Granite City’s steel story is getting a fresh chapter, with a longtime family-owned processor landing roughly $10 million to modernize its operation and beef up the payroll.
The Steel Works, a multigenerational steel processor based in Granite City, has secured about $10 million in financing to upgrade equipment and expand its headcount. The company says the cash will go toward new presses, slitter knives, overhead-crane work and additional inventory to keep pace with rising customer demand. The financing package is expected to preserve existing roles while adding about 32 full-time jobs over the next few years.
According to the St. Louis Business Journal, The Steel Works LLC, a long-running family business, wrapped the deal with help from regional economic development partners. A press release from Justine PETERSEN notes that the package is supported with New Markets Tax Credits and that partners say the company began making equipment and inventory purchases in the first quarter of 2026.

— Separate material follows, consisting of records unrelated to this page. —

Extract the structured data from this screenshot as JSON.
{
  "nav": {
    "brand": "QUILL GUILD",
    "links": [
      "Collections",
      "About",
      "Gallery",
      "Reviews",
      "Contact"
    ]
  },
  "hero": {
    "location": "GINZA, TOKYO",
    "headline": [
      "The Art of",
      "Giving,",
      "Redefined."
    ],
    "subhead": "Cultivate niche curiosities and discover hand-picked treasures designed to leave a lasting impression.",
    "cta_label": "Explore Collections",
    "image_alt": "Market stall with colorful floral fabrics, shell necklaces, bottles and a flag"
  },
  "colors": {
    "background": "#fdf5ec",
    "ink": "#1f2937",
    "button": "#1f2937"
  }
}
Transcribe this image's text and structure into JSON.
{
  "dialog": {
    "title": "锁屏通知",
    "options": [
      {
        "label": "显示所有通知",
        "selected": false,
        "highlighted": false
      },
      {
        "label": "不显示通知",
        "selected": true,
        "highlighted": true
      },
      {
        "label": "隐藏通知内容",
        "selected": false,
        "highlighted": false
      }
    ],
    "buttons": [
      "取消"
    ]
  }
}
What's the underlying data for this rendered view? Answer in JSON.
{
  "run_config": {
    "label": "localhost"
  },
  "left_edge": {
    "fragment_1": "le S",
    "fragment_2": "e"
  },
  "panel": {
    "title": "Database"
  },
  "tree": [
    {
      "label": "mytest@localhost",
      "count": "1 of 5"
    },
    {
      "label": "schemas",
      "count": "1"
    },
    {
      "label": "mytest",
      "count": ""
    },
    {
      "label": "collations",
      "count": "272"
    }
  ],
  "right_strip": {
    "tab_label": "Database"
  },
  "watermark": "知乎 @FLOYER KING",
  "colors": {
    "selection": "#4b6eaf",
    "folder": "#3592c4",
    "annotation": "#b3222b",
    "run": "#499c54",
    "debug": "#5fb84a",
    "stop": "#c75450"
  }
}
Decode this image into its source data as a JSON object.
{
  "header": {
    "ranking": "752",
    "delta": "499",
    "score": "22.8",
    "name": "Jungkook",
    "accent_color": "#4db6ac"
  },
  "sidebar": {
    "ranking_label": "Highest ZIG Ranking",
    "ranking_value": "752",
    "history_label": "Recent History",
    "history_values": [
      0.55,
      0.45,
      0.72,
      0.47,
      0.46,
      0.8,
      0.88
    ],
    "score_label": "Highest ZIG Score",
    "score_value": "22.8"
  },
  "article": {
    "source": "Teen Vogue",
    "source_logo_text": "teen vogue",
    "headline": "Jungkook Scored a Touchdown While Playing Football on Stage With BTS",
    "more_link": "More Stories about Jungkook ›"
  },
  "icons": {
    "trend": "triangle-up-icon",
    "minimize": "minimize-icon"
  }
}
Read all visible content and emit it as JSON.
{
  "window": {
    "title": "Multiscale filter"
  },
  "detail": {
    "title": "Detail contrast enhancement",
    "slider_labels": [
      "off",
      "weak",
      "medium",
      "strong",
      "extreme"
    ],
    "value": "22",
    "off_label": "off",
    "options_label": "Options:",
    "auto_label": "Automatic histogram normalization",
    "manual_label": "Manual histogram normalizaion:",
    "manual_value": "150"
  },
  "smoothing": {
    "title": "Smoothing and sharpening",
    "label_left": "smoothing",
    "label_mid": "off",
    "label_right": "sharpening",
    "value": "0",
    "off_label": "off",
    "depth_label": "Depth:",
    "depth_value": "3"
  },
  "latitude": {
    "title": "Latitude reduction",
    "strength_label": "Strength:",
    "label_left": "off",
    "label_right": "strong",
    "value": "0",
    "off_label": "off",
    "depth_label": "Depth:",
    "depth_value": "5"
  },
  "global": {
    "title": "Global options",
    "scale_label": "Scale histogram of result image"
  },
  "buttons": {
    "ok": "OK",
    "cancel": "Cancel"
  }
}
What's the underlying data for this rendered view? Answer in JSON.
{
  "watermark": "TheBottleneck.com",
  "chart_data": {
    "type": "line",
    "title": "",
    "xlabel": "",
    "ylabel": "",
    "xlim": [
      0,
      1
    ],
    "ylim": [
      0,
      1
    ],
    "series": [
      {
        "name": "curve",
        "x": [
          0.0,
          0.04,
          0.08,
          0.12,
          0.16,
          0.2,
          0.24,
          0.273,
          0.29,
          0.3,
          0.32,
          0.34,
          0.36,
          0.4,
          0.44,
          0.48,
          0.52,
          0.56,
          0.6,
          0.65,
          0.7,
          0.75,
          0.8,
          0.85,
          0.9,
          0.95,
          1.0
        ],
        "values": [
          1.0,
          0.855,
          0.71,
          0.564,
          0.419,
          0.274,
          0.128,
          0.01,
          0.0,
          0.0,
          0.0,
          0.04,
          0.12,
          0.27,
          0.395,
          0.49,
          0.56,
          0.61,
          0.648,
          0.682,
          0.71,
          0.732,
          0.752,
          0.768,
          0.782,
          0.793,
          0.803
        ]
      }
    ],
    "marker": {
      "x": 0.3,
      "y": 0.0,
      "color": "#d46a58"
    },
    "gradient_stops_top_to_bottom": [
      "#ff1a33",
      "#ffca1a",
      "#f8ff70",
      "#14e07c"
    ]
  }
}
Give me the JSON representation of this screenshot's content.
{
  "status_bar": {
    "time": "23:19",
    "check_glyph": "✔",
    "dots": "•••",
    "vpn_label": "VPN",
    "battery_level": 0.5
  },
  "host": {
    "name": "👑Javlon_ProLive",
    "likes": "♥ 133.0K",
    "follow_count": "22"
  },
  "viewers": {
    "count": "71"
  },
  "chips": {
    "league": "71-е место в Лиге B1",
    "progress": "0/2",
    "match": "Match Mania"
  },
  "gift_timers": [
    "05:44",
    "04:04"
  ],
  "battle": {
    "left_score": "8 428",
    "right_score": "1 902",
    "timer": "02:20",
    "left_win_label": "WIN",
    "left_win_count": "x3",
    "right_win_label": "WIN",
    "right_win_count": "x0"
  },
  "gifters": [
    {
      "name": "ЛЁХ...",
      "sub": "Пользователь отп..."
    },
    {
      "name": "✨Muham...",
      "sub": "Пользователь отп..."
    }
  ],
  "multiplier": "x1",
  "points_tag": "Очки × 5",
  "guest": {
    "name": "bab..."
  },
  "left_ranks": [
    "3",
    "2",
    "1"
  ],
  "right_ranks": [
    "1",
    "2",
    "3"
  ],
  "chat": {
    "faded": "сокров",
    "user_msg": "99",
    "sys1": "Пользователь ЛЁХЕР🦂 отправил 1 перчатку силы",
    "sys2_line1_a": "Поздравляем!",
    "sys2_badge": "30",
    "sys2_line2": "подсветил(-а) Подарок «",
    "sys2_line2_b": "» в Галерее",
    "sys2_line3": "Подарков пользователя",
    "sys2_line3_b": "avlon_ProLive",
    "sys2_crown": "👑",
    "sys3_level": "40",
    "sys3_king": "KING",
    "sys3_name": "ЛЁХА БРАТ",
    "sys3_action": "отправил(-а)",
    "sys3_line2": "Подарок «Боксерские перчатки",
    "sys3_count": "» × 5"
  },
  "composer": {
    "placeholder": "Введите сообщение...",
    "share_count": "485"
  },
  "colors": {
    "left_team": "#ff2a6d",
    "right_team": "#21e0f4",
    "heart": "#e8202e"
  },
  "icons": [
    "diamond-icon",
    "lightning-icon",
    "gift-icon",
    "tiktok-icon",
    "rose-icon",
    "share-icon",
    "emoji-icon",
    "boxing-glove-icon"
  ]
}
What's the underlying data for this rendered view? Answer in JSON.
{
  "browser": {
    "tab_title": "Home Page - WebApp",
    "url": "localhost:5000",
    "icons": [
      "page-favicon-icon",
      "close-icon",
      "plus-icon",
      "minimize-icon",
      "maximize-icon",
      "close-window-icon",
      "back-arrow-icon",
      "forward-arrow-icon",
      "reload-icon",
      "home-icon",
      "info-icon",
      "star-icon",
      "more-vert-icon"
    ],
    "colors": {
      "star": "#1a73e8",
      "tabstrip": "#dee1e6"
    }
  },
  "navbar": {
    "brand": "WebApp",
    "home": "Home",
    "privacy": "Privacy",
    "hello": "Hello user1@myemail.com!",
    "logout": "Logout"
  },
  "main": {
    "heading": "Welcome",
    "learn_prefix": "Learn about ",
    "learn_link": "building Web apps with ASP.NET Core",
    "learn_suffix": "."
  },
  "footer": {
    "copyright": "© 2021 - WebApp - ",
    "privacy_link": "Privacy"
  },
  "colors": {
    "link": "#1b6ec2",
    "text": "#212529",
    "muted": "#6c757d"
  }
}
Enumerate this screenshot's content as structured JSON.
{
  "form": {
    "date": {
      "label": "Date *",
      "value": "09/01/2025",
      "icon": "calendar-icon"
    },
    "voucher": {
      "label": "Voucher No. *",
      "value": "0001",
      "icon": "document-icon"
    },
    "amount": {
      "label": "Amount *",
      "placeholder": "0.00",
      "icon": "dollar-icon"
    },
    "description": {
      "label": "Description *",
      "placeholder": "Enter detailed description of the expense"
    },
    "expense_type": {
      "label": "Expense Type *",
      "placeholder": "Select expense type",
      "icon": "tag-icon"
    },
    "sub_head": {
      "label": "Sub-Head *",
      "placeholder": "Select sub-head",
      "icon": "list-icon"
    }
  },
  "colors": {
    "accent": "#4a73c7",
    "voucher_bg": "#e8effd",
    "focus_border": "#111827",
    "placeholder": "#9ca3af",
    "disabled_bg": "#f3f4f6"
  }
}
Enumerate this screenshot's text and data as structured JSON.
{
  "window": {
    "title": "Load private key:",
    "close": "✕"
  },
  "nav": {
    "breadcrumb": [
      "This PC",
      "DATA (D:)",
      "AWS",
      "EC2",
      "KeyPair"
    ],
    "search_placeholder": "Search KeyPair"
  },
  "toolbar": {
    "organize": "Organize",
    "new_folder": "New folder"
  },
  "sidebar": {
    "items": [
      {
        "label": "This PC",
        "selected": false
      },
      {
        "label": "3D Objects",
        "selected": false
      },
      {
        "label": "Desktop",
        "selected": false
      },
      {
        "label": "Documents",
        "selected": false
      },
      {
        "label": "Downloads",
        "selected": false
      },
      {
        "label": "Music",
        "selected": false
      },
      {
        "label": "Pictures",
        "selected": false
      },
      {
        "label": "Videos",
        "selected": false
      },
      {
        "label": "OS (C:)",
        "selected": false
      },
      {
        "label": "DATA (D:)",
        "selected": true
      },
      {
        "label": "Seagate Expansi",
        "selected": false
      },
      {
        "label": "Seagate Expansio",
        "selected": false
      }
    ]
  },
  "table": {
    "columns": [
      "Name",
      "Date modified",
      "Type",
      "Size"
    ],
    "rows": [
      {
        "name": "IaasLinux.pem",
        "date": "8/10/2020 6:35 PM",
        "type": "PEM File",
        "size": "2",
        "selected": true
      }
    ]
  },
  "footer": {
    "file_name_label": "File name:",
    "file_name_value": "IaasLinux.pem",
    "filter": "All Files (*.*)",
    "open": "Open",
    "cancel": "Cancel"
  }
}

What the financing will buy
Project details from partners list a mix of big-ticket gear and behind-the-scenes essentials: a press and press dies, air compressors, new slitter knives and improvements to overhead-crane systems. Working capital is also set aside so the company can stock more inventory and respond faster to customer orders.
“This investment allows us to continue growing in Granite City while making meaningful improvements to our operations,” Robyn Cooper, general manager of The Steel Works, said in a statement to STL Partnership.
Jobs and pay
The NMTC-backed package is projected to do more than swap out old machinery. Per the release from Justine PETERSEN, the deal is expected to retain 19 full-time jobs and create about 32 additional positions as the company scales up.
Officials say the average wage for those new roles is expected to come in above both regional living wages and typical industry pay, a point community partners were eager to underline when they rolled out news of the financing.
New Markets Tax Credits and the bigger picture
The financing was assembled using federal New Markets Tax Credits, a program of the U.S. Treasury’s Community Development Financial Institutions Fund that steers private investment into low-income communities. As outlined by the CDFI Fund, investors can claim a federal tax credit in exchange for qualified investments that flow through certified community development entities.
The Granite City deal lands at a time when the region’s manufacturing storyline has started to brighten. Local coverage has noted several industrial moves in the metro, including a blast-furnace restart at U.S. Steel’s Granite City Works late last year that is expected to add roughly 400 jobs, a turnaround that underscores renewed industrial activity in the area, as reported in coverage of the blast furnace fires up 400 jobs.
What comes next
Partners say the financing closed this spring, with hiring and equipment installation set to roll out in phases. Local officials will be watching how quickly contractors, supply chains and project timelines line up to turn the paper deal into steel-on-the-floor reality.
The St. Louis Business Journal has also highlighted The Steel Works’ long presence in the region, something economic development leaders say makes this expansion a promising signal for manufacturing supply chains in southwest Illinois and the broader St. Louis metro.